I primi due indici sono la “reiterata” violazione della normativa sulla retribuzione o sull’orario di lavoro, riposo, aspettativa obbligatoria e ferie.
La retribuzione corrisposta al lavoratore deve essere palesemente difforme rispetto al quantum stabilito dai contratti collettivi nazionali o territoriali stipulati dalle organizzazioni sindacali più rappresentative a livello nazionale. Tali contratti costituiscano la fonte più idonea per determinare il c.d. “giusto corrispettivo” (cfr. Cass. civ. Sez. lavoro, 26/08/2013, n. 19578, conforme Cons. Stato Sez. III, 11/07/2013, n. 3723), giacché rappresentano il criterio oggettivamente disponibile (Cass. civ. Sez. lavoro, 15/10/2010, n. 21274), atto ad assicurare la corrispondenza della retribuzione al precetto costituzionale di cui all’art. 36 Cost. (cfr. C. cost.,10.6.1066, n. 63).

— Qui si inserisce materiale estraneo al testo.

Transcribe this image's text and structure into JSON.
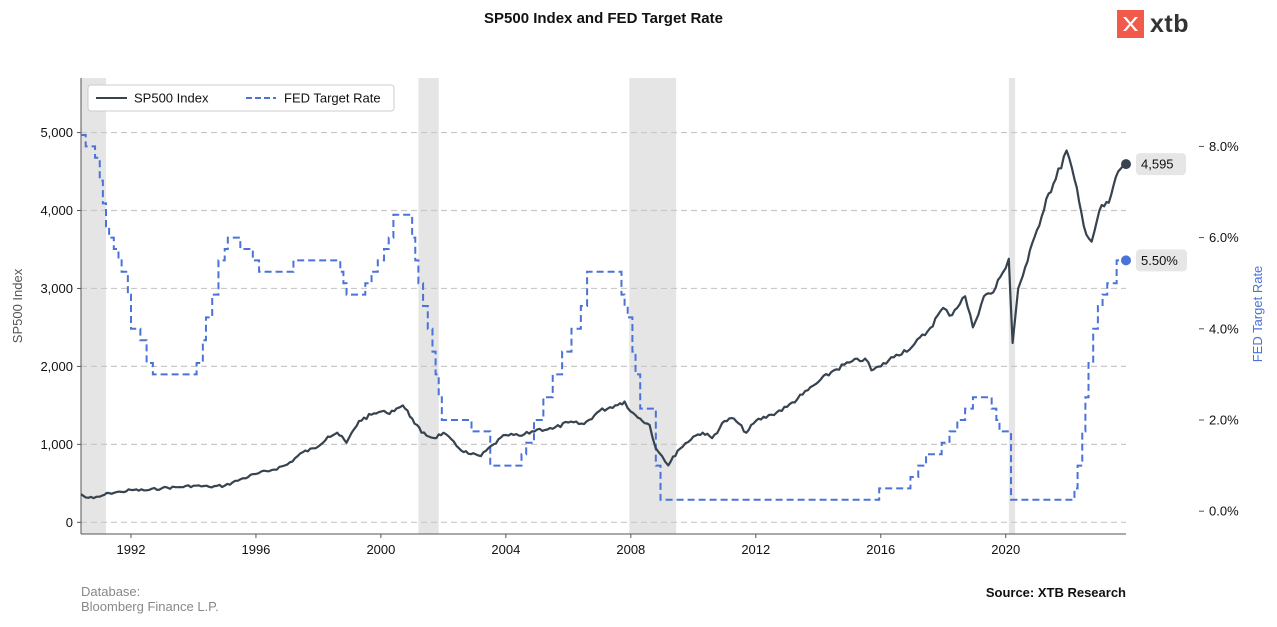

Il concetto di “palese difformità” postula una discordanza obiettiva tra i trattamenti retributivi erogati e quelli fissati in via tabellare dai contratti collettivi. Tale discordanza deve essere evidente o manifesta, nel senso che non devono sussistere dubbi interpretativi o applicativi in ordine alle modalità di determinazione, in misura inferiore, della remunerazione.
Si ritiene inoltre che non ogni difformità dia luogo alla sussistenza dell’indice di sfruttamento, ma solo quella che sia “sproporzionata rispetto alla quantità e qualità del lavoro prestato” dal dipendente. Ciò significa, in altre parole, che lo scollamento della retribuzione rispetto al salario tabellare deve essere marcato e quindi idoneo a incidere sul canone della sufficienza di cui all’art. 36 Cost., prendendo a riferimento, a tale fine, la qualifica, le mansioni concretamente svolte al dipendente e l’orario di lavoro osservato da costui.
Costituiscono indici di sfruttamento le ripetute violazioni commesse da parte del datore di lavoro in materia di orario di lavoro, disciplinato dal D.lgs. n. 66/03 e dai contratti collettivi applicati dalla parte datoriale. Confluiscono in tali violazioni le inosservanza sulla concessione dei periodi di riposo e delle ferie, quali diritti costituzionalmente protetti ex art. 36 Cost. e funzionali a salvaguardare l’integrità psico-fisica del dipendente (cfr. Cass. civ. Sez. lavoro, 10/10/2017, n. 23697).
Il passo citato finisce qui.